My job? Data plumber and analyst, same as now. I scripted the nuts-and-bolts of matching the mass/time/time data off the instrument being developed by much more qualified PhD candidates and their advisor while I finished up my own degree. They did the heavy lifting. I was paid for by F&A funds to do the boring work. Great job for a student.
The job lead to a failed business venture. Water under the bridge. My last foray in data analysis was Principal Component Analysis of the data, trying to cluster detected proteins for visual analysis. I got the plots working outside of Matlab, and then my position was eliminated.
I have a rag-mag credit I could chase down to support my war story. To be honest, I read the article looking for familiar names and faces.
None found.
However I don’t think many academic labs have those mass specs because CROs and pharmaceutical companies have been buying out Bruker’s entire production line and running them almost 24/7 to analyze samples from clinical trials. Since they’re limited in how much blood they can draw per patient, those mass specs significantly expand the number of analytes they can test for and they’re willing to pay serious money for that.
skadamou•18h ago
edit: Does anyone familiar with the field know what the significance of being able to run protein mass-spec an order of magnitude faster is? What kind of questions can we ask now that we couldn't ask before?
marcosdumay•18h ago
Well, it's probably because `they figured out how to run protein mass-spec "by an order of magnitude" faster'.
srameshc•18h ago
skadamou•17h ago
The article links this to Alzheimer's research but I was hoping someone on here familiar with the field would be able to point out how significant this advancement is.
marcosdumay•17h ago
0cf8612b2e1e•17h ago
Barcodes that can 9 plex samples? Thermo TMT is up to 32 plex. Multiple injections with time offset? Also not a new idea.
What is unstated is that there is no free lunch. You can go fast or you can go “deep” (high resolution/separation). Running a MS at breakneck speed does work, but you are sacrificing quantitative accuracy and the depth of proteome coverage. Which is entirely valid way run, depending on your use case. Work in a hospital and need to do 1000 samples a day? Fast and targeted makes sense. Trying to discover some novel Alzheimer’s biomarker? You want to go slowly and measure everything you can.
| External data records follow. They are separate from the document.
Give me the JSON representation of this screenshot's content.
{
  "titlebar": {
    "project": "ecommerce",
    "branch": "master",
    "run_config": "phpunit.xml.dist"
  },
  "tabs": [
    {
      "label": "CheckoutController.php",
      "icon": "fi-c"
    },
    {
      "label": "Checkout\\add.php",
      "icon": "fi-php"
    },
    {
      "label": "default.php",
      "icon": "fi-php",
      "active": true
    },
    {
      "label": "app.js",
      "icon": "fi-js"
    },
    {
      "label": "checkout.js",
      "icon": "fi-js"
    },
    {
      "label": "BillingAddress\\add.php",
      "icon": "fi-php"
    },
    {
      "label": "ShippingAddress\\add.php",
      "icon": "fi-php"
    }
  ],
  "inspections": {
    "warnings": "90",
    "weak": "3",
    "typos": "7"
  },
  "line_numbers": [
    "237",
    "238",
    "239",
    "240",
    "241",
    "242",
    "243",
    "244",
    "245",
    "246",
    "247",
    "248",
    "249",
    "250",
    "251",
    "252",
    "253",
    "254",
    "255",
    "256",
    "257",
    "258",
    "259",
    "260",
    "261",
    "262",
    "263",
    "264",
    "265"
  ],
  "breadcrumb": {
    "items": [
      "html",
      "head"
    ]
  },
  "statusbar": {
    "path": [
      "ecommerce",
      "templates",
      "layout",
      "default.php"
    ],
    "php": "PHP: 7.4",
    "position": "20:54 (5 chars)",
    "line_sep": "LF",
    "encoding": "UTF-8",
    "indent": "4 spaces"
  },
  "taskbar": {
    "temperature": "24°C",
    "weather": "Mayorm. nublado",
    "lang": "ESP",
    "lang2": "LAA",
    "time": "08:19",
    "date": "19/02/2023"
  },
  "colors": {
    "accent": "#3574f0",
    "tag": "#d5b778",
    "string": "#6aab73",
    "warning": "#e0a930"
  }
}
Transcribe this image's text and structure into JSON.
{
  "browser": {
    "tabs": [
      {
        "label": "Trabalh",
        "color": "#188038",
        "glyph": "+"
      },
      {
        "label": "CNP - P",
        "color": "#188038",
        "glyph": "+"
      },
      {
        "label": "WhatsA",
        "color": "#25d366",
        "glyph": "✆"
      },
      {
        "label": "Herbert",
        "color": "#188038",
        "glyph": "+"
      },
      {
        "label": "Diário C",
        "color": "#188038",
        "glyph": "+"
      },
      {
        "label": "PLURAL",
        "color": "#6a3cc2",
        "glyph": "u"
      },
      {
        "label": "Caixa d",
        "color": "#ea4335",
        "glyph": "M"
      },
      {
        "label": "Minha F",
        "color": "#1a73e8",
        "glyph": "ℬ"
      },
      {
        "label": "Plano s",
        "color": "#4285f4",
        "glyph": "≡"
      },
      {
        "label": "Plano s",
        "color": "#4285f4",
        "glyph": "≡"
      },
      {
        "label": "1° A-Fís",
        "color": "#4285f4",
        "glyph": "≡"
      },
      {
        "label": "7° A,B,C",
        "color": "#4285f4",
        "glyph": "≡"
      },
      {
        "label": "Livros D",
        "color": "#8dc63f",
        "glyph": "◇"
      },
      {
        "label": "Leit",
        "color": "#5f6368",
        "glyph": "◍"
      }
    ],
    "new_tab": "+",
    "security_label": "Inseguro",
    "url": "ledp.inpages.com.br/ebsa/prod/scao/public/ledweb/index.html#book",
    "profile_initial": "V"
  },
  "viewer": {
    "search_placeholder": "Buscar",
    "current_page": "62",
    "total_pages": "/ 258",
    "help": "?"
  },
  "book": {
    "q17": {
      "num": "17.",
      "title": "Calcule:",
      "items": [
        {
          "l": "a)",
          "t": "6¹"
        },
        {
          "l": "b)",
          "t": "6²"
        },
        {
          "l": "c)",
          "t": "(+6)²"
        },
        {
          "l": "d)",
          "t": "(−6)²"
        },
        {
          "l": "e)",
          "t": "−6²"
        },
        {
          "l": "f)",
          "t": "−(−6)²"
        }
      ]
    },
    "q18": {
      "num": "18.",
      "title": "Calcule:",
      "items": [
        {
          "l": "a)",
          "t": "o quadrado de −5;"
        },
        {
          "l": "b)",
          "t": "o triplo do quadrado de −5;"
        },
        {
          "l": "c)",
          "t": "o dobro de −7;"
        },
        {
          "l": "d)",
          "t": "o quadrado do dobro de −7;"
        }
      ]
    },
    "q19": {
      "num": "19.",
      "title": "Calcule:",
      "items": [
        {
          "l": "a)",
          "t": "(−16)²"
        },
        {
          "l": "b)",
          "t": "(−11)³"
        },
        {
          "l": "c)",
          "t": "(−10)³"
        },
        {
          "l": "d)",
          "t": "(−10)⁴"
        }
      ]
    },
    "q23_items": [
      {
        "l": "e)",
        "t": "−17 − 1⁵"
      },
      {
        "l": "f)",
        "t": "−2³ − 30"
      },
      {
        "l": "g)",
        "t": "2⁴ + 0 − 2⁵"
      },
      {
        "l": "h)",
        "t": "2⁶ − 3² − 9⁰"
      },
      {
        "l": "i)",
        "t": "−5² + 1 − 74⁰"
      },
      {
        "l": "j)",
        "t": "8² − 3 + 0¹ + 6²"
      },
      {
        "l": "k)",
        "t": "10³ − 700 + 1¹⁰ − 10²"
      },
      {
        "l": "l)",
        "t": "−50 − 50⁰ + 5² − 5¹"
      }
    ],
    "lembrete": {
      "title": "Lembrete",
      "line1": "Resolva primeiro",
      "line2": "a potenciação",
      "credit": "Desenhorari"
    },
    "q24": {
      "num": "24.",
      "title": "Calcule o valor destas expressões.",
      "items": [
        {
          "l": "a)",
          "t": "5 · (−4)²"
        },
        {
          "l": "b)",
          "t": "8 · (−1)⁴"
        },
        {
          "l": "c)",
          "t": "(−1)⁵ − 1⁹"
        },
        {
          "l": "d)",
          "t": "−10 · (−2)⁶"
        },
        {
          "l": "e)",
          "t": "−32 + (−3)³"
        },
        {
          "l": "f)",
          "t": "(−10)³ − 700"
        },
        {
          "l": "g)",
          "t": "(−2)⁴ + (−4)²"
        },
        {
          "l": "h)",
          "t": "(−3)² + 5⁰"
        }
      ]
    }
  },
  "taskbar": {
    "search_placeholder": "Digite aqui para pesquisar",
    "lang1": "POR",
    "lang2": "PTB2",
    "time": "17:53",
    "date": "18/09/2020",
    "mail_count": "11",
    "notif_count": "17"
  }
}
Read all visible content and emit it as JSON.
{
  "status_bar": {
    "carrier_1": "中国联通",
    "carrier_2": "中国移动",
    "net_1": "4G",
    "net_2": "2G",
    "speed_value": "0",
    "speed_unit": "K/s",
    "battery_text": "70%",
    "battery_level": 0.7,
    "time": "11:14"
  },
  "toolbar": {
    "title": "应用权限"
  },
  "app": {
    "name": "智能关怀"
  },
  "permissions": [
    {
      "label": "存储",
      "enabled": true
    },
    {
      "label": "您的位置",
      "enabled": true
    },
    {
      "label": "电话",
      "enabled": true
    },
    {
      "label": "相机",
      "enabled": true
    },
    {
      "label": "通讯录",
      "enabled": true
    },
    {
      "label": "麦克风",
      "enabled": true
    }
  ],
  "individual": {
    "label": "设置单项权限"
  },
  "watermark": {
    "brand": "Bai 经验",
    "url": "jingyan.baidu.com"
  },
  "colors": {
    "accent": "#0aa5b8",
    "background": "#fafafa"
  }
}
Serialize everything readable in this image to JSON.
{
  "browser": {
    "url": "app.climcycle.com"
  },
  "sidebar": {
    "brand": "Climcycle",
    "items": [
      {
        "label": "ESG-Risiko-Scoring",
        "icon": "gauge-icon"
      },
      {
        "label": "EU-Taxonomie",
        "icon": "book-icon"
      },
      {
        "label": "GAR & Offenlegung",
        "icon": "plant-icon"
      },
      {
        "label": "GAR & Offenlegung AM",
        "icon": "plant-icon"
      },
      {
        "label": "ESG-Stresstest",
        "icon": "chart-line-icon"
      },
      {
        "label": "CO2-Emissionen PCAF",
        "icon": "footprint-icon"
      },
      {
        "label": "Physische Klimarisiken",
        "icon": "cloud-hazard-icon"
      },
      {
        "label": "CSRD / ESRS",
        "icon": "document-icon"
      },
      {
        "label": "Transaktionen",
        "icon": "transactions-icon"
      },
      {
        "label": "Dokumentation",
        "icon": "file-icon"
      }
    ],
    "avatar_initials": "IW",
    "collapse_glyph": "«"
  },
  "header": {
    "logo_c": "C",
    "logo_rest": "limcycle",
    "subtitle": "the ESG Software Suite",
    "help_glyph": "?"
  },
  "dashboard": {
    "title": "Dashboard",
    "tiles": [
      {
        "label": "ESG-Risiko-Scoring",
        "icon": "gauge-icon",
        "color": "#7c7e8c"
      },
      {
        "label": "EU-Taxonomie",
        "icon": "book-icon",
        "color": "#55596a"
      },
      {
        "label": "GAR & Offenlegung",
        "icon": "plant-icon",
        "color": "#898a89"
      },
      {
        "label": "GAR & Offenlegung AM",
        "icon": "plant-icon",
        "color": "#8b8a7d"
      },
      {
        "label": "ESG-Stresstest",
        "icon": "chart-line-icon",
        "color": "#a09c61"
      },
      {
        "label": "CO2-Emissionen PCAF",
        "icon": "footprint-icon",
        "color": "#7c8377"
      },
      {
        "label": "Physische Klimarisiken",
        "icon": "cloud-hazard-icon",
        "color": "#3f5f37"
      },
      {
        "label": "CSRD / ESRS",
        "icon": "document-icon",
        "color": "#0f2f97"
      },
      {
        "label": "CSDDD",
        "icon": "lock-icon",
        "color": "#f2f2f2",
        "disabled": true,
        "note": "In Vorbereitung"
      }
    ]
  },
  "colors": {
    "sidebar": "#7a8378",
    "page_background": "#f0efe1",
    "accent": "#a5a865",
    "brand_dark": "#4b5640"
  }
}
Ultimately this is going to be just another tool available for researchers who have to weigh the pros and cons for the particulars of their samples.
The mention of PTMs was also a bit of a distraction. Measuring PTMs is an entirely different level of sophistication for which fast MS is rarely appropriate.
Edit: I should add that Alzheimer’s was probably just used as marketing copy, but is a terrible example for ludicrous-speed-go. Human Alzheimer’s samples are incredibly hard to procure. You either need brain or spinal fluid (apparently very painful to extract from the living). For precious samples you are usually willing to operate more slowly to ensure you do a better job.